Reading though the Scots language and culture – part 2 again, the free online course from The Open University. Scots has often been misunderstood as ‘slang’, as corrupt or inferior English, or as a dialect of English, but in the first unit, History and linguistic development of Scots, Simon Hall provides a good summary of why “most linguists and academics agree that Scots is a language in its own right“.
- Following the ratification by the UK Government in 2000 of the European Charter for Regional and Minority Languages, most academics are now in agreement that Scots is a Germanic language in its own right, and that it is a sister language to English, with which it shares a common ancestor in dialects of Old English.
- Scots has a vast range of vocabulary, a wide variety of unique grammatical features, a huge store of idiomatic expressions, and a number of sounds that are never used in English. Scots has some 60,000 unique words and expressions.

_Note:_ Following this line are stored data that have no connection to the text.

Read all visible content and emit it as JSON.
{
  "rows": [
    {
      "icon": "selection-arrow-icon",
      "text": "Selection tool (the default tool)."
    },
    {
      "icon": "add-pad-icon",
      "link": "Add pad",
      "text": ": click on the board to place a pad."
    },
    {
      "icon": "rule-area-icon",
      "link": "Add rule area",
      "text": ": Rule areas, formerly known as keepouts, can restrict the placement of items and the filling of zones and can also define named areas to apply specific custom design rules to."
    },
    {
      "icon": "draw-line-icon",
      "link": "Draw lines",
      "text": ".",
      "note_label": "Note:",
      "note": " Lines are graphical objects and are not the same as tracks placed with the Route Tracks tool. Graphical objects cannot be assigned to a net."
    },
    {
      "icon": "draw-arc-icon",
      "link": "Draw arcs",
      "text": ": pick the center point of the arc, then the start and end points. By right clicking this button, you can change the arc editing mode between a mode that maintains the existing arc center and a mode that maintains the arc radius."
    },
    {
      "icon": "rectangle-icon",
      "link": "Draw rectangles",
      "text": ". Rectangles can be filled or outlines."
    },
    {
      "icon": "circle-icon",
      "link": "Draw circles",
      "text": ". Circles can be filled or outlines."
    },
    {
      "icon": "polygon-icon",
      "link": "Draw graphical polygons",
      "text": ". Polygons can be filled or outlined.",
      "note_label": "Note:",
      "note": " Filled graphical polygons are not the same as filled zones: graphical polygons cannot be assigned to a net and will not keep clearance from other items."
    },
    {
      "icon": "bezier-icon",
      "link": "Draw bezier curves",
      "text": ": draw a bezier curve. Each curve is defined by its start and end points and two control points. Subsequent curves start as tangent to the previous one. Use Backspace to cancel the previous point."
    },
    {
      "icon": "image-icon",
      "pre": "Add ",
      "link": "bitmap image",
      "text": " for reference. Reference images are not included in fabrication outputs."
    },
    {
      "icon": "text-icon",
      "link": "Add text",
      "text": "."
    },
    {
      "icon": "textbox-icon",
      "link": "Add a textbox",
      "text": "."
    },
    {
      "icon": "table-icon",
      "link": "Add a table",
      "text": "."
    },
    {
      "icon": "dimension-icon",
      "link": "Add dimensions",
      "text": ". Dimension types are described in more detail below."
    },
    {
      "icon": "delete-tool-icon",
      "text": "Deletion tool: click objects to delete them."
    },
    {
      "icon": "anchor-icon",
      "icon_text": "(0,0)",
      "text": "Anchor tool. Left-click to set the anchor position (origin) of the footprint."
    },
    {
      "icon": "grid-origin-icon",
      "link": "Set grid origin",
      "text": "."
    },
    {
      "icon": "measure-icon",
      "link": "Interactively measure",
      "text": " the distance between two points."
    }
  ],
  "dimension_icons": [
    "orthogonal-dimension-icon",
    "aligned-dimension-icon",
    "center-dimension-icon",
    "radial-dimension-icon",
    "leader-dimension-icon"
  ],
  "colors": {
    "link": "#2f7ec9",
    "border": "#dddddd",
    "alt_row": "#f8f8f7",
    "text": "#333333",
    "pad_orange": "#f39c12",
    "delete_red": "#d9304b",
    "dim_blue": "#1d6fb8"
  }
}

- Scots has la long history. It is the language of a magnificent, centuries-old literature, and was once a language of state used by kings, politicians and ordinary people alike.
- In the 2011 Scottish Government census, about a million and a half people reported that they use and understand Scots to some degree.
- There are many different varieties of Scots. Some of these have local names of their own, and they are sometimes known as ‘dialects’. Scots is also the name that we use for the distinctive language used in the cities of Dundee, Edinburgh or Glasgow. It is important not to confuse these dialects of Scots with dialects of English, or to imagine that Scots is a dialect of English. So, the dialects of Caithness, Orkney or Shetland are varieties of Scots. The language used in the North East of Scotland and known as the Doric is a variety of Scots.
- As the linguist Max Weinreich famously put it: ‘A language is a dialect with an army and a navy’, meaning that the distinction between a ‘language’ and a ‘dialect’ is largely a political distinction. Scots has a vast range of vocabulary, a long history, a wide variety of unique grammatical features, a huge store of idiomatic expressions, and a number of sounds that are never used in English.